Im Klinikum Nürnberg steht die Hälfte der Patientenbetten leer, was Verluste von rund sechs Millionen Euro im Monat bedeutet. Nürnberg-Bad verliert aktuell mehrere Tausend Euro am Tag an Hallenbad-Eintritt. Ab 8. Mai sollten eigentlich die Freibäder nach und nach öffnen – bleiben sie zu, dann können sich die geschätzten Verluste auf bis zu 30.000 Euro am Tag steigern. Glimpflicher könnte der Tiergarten davonkommen, der Anfang Mai vielleicht wieder öffnen darf. Doch auch dann fehlt dort wohl ein fünfstelliger Euro-Betrag aus dem Ticketverkauf. Und dann das Max-Morlock-Stadion, der Hafen, die Noris Inklusion, der Flughafen...

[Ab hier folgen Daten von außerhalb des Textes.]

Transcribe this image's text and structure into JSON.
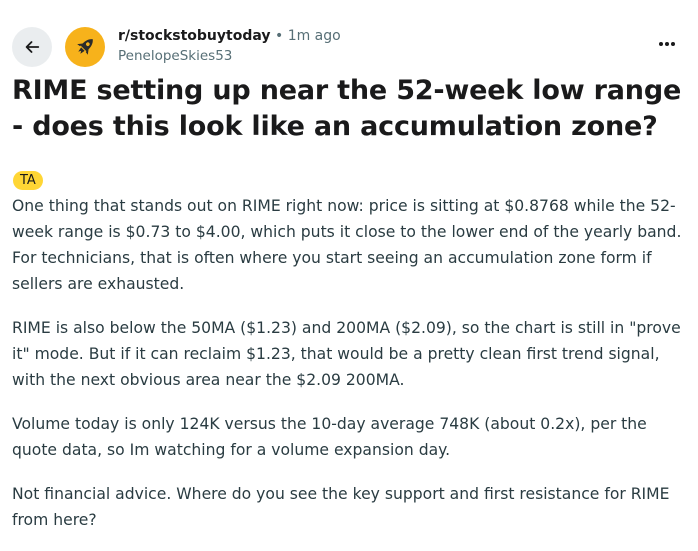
{
  "post": {
    "subreddit": "r/stockstobuytoday",
    "separator": "•",
    "time_ago": "1m ago",
    "author": "PenelopeSkies53",
    "title": "RIME setting up near the 52-week low range - does this look like an accumulation zone?",
    "flair": "TA",
    "paragraphs": [
      "One thing that stands out on RIME right now: price is sitting at $0.8768 while the 52-week range is $0.73 to $4.00, which puts it close to the lower end of the yearly band. For technicians, that is often where you start seeing an accumulation zone form if sellers are exhausted.",
      "RIME is also below the 50MA ($1.23) and 200MA ($2.09), so the chart is still in \"prove it\" mode. But if it can reclaim $1.23, that would be a pretty clean first trend signal, with the next obvious area near the $2.09 200MA.",
      "Volume today is only 124K versus the 10-day average 748K (about 0.2x), per the quote data, so Im watching for a volume expansion day.",
      "Not financial advice. Where do you see the key support and first resistance for RIME from here?"
    ]
  },
  "icons": {
    "back": "arrow-left-icon",
    "avatar": "rocket-icon",
    "more": "more-horizontal-icon"
  },
  "colors": {
    "avatar_bg": "#f7b21b",
    "flair_bg": "#ffd635",
    "back_button_bg": "#eaedef",
    "meta_text": "#576f76"
  }
}
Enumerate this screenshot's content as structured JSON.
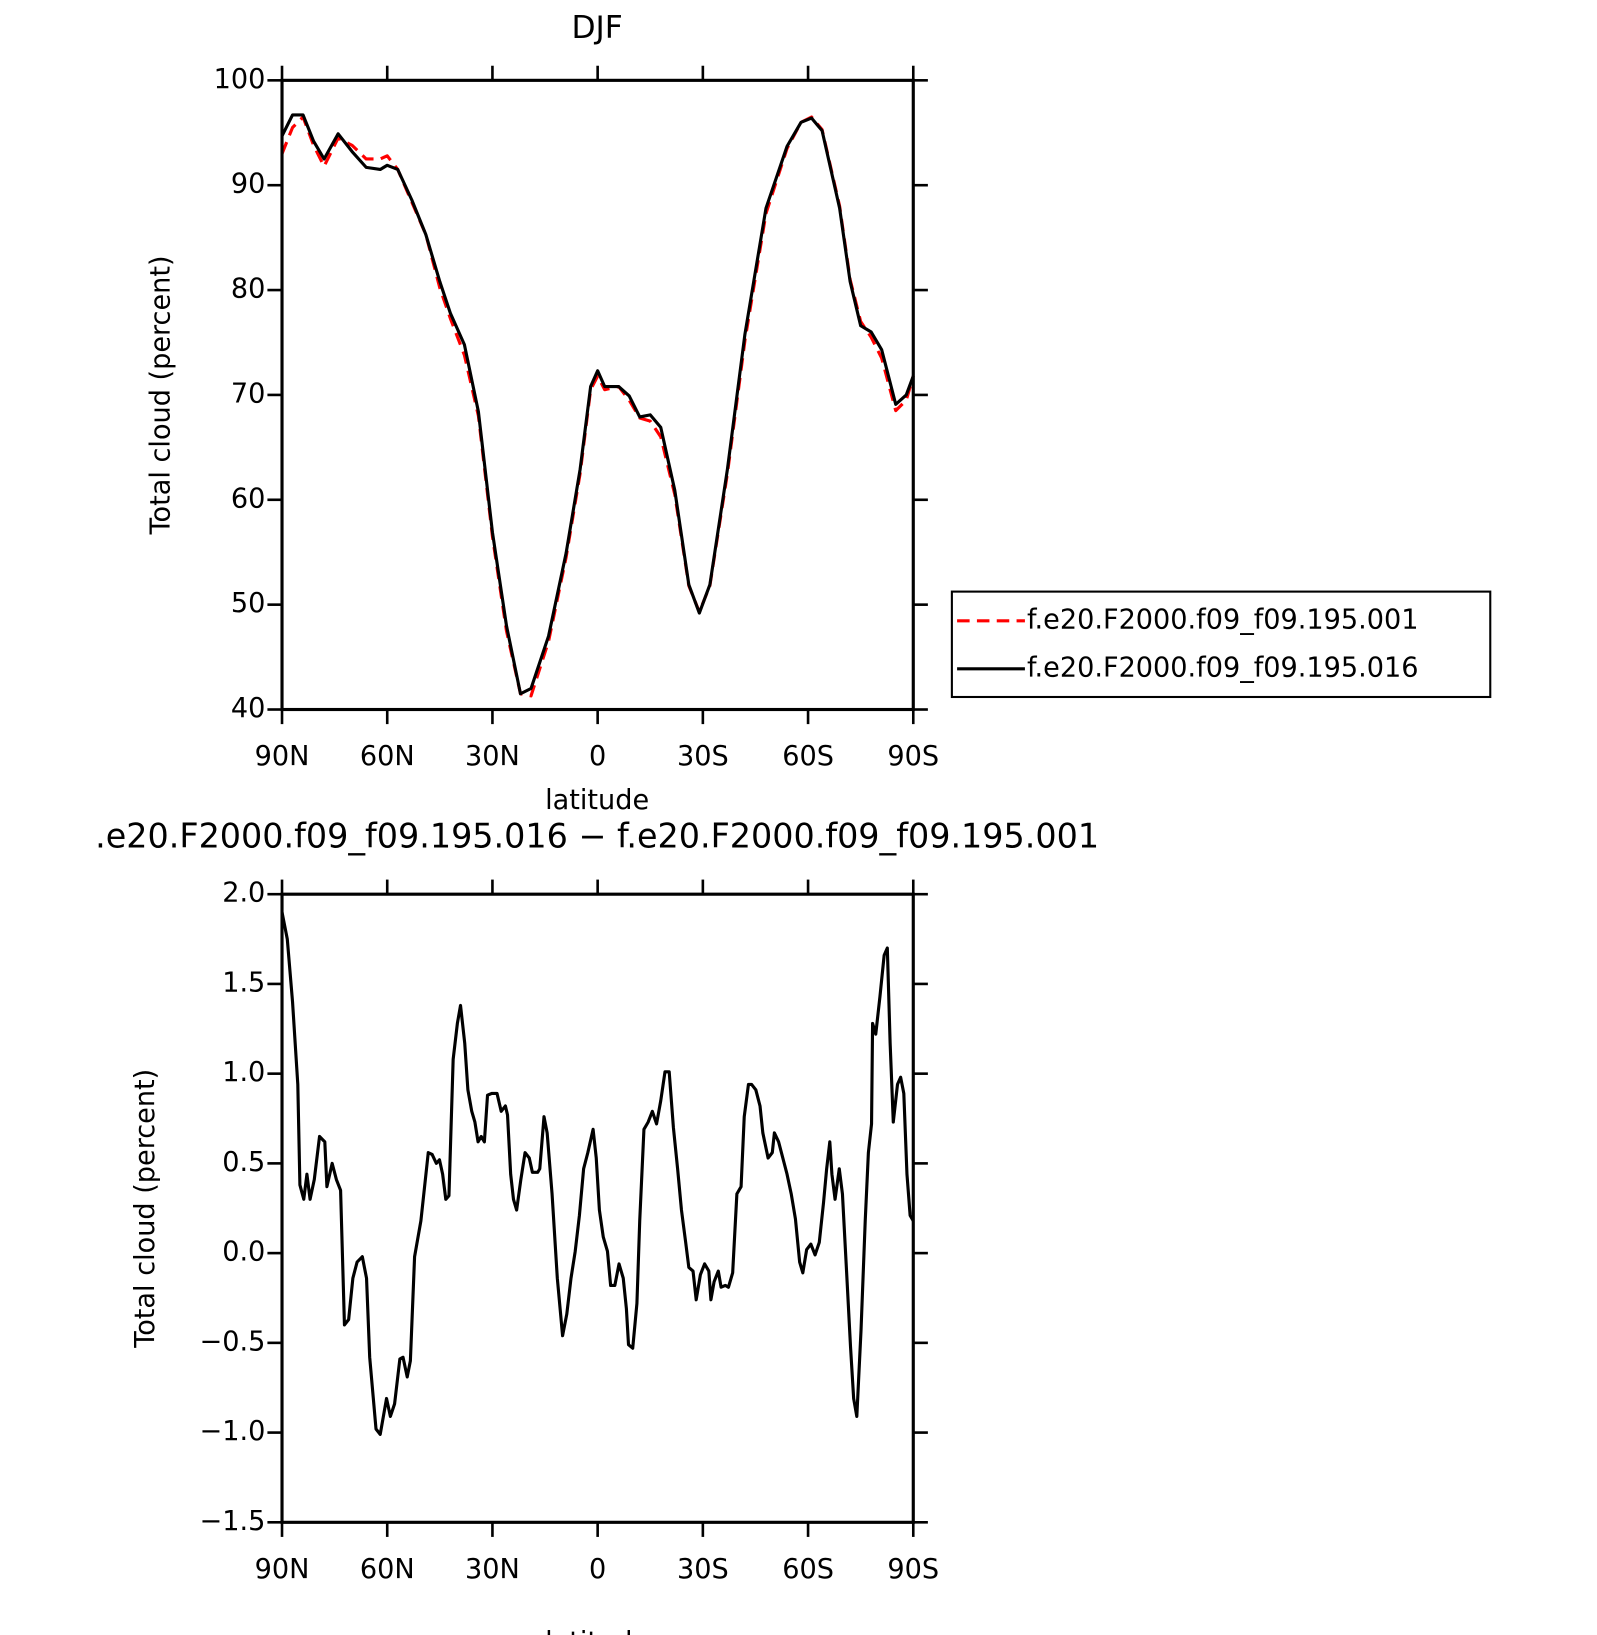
{
  "chart_data": [
    {
      "type": "line",
      "title": "DJF",
      "xlabel": "latitude",
      "ylabel": "Total cloud (percent)",
      "xlim": [
        90,
        -90
      ],
      "xticks": [
        {
          "value": 90,
          "label": "90N"
        },
        {
          "value": 60,
          "label": "60N"
        },
        {
          "value": 30,
          "label": "30N"
        },
        0,
        {
          "value": -30,
          "label": "30S"
        },
        {
          "value": -60,
          "label": "60S"
        },
        {
          "value": -90,
          "label": "90S"
        }
      ],
      "ylim": [
        40,
        100
      ],
      "yticks": [
        40,
        50,
        60,
        70,
        80,
        90,
        100
      ],
      "grid": false,
      "legend": "right",
      "x": [
        90,
        87,
        84,
        81,
        78,
        74,
        70,
        66,
        62,
        60,
        57,
        53,
        49,
        45,
        42,
        38,
        34,
        30,
        26,
        22,
        19,
        14,
        9,
        5,
        2,
        0,
        -2,
        -6,
        -9,
        -12,
        -15,
        -18,
        -22,
        -26,
        -29,
        -32,
        -37,
        -42,
        -48,
        -54,
        -58,
        -61,
        -64,
        -69,
        -72,
        -75,
        -78,
        -81,
        -85,
        -88,
        -90
      ],
      "series": [
        {
          "name": "f.e20.F2000.f09_f09.195.001",
          "color": "#ff0000",
          "dash": true,
          "values": [
            93,
            95.5,
            96.5,
            93.8,
            91.8,
            94.5,
            93.8,
            92.5,
            92.5,
            92.8,
            91.5,
            88.4,
            85.3,
            80.2,
            77.3,
            73.8,
            68,
            56.5,
            47.5,
            41.5,
            41.3,
            46.5,
            54.5,
            62.5,
            70.5,
            71.8,
            70.5,
            70.8,
            69.5,
            67.8,
            67.5,
            66,
            60.5,
            51.8,
            49.3,
            51.8,
            62.5,
            75.2,
            87.3,
            93.5,
            96,
            96.5,
            95.3,
            88,
            81,
            77,
            75.5,
            73.5,
            68.5,
            69.5,
            71.8
          ]
        },
        {
          "name": "f.e20.F2000.f09_f09.195.016",
          "color": "#000000",
          "dash": false,
          "values": [
            94.7,
            96.7,
            96.7,
            94.2,
            92.5,
            94.9,
            93.2,
            91.7,
            91.5,
            91.9,
            91.5,
            88.6,
            85.3,
            80.8,
            77.8,
            74.8,
            68.4,
            56.9,
            48,
            41.5,
            42,
            47,
            54.9,
            62.9,
            70.8,
            72.3,
            70.8,
            70.8,
            69.9,
            67.9,
            68.1,
            66.9,
            60.9,
            51.9,
            49.2,
            51.9,
            62.9,
            75.8,
            87.8,
            93.7,
            96,
            96.4,
            95.2,
            87.8,
            80.8,
            76.6,
            76,
            74.3,
            69.1,
            70,
            71.8
          ]
        }
      ]
    },
    {
      "type": "line",
      "title": ".e20.F2000.f09_f09.195.016 − f.e20.F2000.f09_f09.195.001",
      "xlabel": "latitude",
      "ylabel": "Total cloud (percent)",
      "xlim": [
        90,
        -90
      ],
      "xticks": [
        {
          "value": 90,
          "label": "90N"
        },
        {
          "value": 60,
          "label": "60N"
        },
        {
          "value": 30,
          "label": "30N"
        },
        0,
        {
          "value": -30,
          "label": "30S"
        },
        {
          "value": -60,
          "label": "60S"
        },
        {
          "value": -90,
          "label": "90S"
        }
      ],
      "ylim": [
        -1.5,
        2
      ],
      "yticks": [
        {
          "value": -1.5,
          "label": "−1.5"
        },
        {
          "value": -1,
          "label": "−1.0"
        },
        {
          "value": -0.5,
          "label": "−0.5"
        },
        {
          "value": 0,
          "label": "0.0"
        },
        0.5,
        {
          "value": 1,
          "label": "1.0"
        },
        1.5,
        {
          "value": 2,
          "label": "2.0"
        }
      ],
      "grid": false,
      "color": "#000000",
      "x": [
        90,
        88.5,
        87,
        85.5,
        84.9,
        83.8,
        82.9,
        82,
        80.8,
        79.3,
        77.8,
        77.2,
        75.7,
        74.5,
        73.3,
        72.2,
        71,
        69.8,
        68.6,
        67.1,
        65.9,
        65,
        63.2,
        62,
        60.2,
        59.1,
        57.9,
        56.4,
        55.5,
        54.3,
        53.4,
        52.2,
        50.4,
        48.3,
        47.2,
        46,
        45.1,
        44.2,
        43.3,
        42.4,
        41.2,
        40,
        39.1,
        37.9,
        37,
        35.9,
        35,
        34.1,
        33.2,
        32.3,
        31.4,
        30.2,
        28.7,
        27.5,
        26.3,
        25.7,
        24.8,
        24,
        23.1,
        21.9,
        20.7,
        19.5,
        18.6,
        17.1,
        16.5,
        15.3,
        14.4,
        13,
        11.5,
        10,
        8.8,
        7.6,
        6.4,
        5.2,
        4,
        2.8,
        1.3,
        0.4,
        -0.5,
        -1.6,
        -2.8,
        -3.7,
        -4.9,
        -6.1,
        -7.3,
        -8.2,
        -8.8,
        -10,
        -11.2,
        -12,
        -13.2,
        -14.4,
        -15.6,
        -16.8,
        -18,
        -19.2,
        -20.4,
        -21.6,
        -22.8,
        -23.9,
        -25.1,
        -26,
        -27.2,
        -28.1,
        -29.3,
        -30.5,
        -31.7,
        -32.3,
        -33.2,
        -34.4,
        -35.2,
        -36.4,
        -37.3,
        -38.5,
        -39.7,
        -40.9,
        -41.8,
        -43,
        -43.9,
        -45.1,
        -46.3,
        -47.1,
        -48.6,
        -49.8,
        -50.4,
        -51.6,
        -52.8,
        -54,
        -55.2,
        -56.4,
        -57.6,
        -58.5,
        -59.6,
        -60.8,
        -62,
        -63.2,
        -64.4,
        -65.3,
        -66.2,
        -66.8,
        -67.7,
        -68.9,
        -69.8,
        -71,
        -72.1,
        -73,
        -73.9,
        -75.1,
        -76.3,
        -77.2,
        -78.1,
        -78.4,
        -79.3,
        -80.5,
        -81.7,
        -82.6,
        -83.4,
        -84.3,
        -85.5,
        -86.4,
        -87.3,
        -88.2,
        -89.1,
        -90
      ],
      "values": [
        1.9,
        1.75,
        1.4,
        0.94,
        0.38,
        0.3,
        0.44,
        0.3,
        0.41,
        0.65,
        0.62,
        0.37,
        0.5,
        0.41,
        0.35,
        -0.4,
        -0.37,
        -0.14,
        -0.05,
        -0.02,
        -0.14,
        -0.58,
        -0.98,
        -1.01,
        -0.81,
        -0.91,
        -0.84,
        -0.59,
        -0.58,
        -0.69,
        -0.6,
        -0.02,
        0.18,
        0.56,
        0.55,
        0.5,
        0.52,
        0.44,
        0.3,
        0.32,
        1.08,
        1.28,
        1.38,
        1.17,
        0.91,
        0.79,
        0.73,
        0.62,
        0.65,
        0.62,
        0.88,
        0.89,
        0.89,
        0.79,
        0.82,
        0.77,
        0.44,
        0.3,
        0.24,
        0.41,
        0.56,
        0.53,
        0.45,
        0.45,
        0.47,
        0.76,
        0.67,
        0.33,
        -0.14,
        -0.46,
        -0.34,
        -0.14,
        0.01,
        0.21,
        0.47,
        0.56,
        0.69,
        0.53,
        0.24,
        0.09,
        0.01,
        -0.18,
        -0.18,
        -0.06,
        -0.14,
        -0.31,
        -0.51,
        -0.53,
        -0.28,
        0.18,
        0.69,
        0.73,
        0.79,
        0.72,
        0.85,
        1.01,
        1.01,
        0.7,
        0.47,
        0.24,
        0.06,
        -0.08,
        -0.1,
        -0.26,
        -0.12,
        -0.06,
        -0.1,
        -0.26,
        -0.16,
        -0.1,
        -0.19,
        -0.18,
        -0.19,
        -0.11,
        0.33,
        0.37,
        0.76,
        0.94,
        0.94,
        0.91,
        0.82,
        0.67,
        0.53,
        0.56,
        0.67,
        0.62,
        0.53,
        0.44,
        0.33,
        0.19,
        -0.05,
        -0.11,
        0.02,
        0.05,
        -0.01,
        0.06,
        0.28,
        0.47,
        0.62,
        0.44,
        0.3,
        0.47,
        0.33,
        -0.11,
        -0.52,
        -0.81,
        -0.91,
        -0.43,
        0.18,
        0.56,
        0.72,
        1.28,
        1.22,
        1.43,
        1.66,
        1.7,
        1.17,
        0.73,
        0.94,
        0.98,
        0.89,
        0.44,
        0.21,
        0.18
      ]
    }
  ]
}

Großprojekte stehen auf der Kippe

Einen ersten Überblick hat sich der Stadtkämmerer in der vorletzen Woche verschafft. Die Referate, Stadttöchter und Eigenbetriebe waren dazu angehalten, eine Finanzprognose für die Zeit bis zum Jahresende unter der Prämisse aufzustellen, das der jeweilige Betrieb bis dahin unter den Corona-Auswirkungen zu leiden hat. Die Eckdaten hat Riedel am Mittwoch im Ferienausschuss des Stadtrats vorgestellt. Nun gilt es zu überlegen, wie die Stadt auf die Ausfälle reagiert. Unter Umständen kommt es sogar zu weit greifenden Ausgabenstopps.

Denn schon jetzt ist klar, dass die Kosten, die das Corona-Virus der Stadt unmittelbar beschert hat, im ordentlichen Millionenbereich liegen. Das beginnt bei der Verstärkung der Sicherheitsdienste, die die seit Mitte März geschlossenen Schulhöfe überwachen sollen. Und das endet längst nicht mit der Beschaffung von Schutzmasken, Handschuhen, Desinfektionsmitteln et cetera für die Altenheime, das Klinikum oder das städtische Gesundheitsamt, was allein mit mehr als vier Millionen Euro zu Buche geschlagen hat. Nürnberg sei als eine der ersten Kommunen in Bayern in die Eigenbeschaffung gegangen, weil die Maßnahmen des Freistaats eher langsam angelaufen seien, sagt Riedel. Dabei habe die Stadt "bewusst nicht aufs Geld geschaut".

All dies könnte am Ende dazu führen, dass anstehende Großprojekte wie das Volksbad (geschätzte 50 Millionen Euro Kosten) oder das neue Konzerthaus (50 bis 75 Millionen Euro) zumindest verschoben werden müssen. Auch die künftige Entwicklung der Bauwirtschaft könnte hier eine Rolle spielen. Genaueres hofft Riedel bis zum Sommer sagen zu können. Mit dem neuen Stadtrat will der Kämmerer bis dahin eine Bestandsaufnahme erarbeiten. Auf deren Basis können dann Entscheidungen über Verschiebungen im Mittelfristigen Investitionsplan fallen. Dabei, so Riedel, müsse dann "alles auf den Prüfstand gestellt" werden.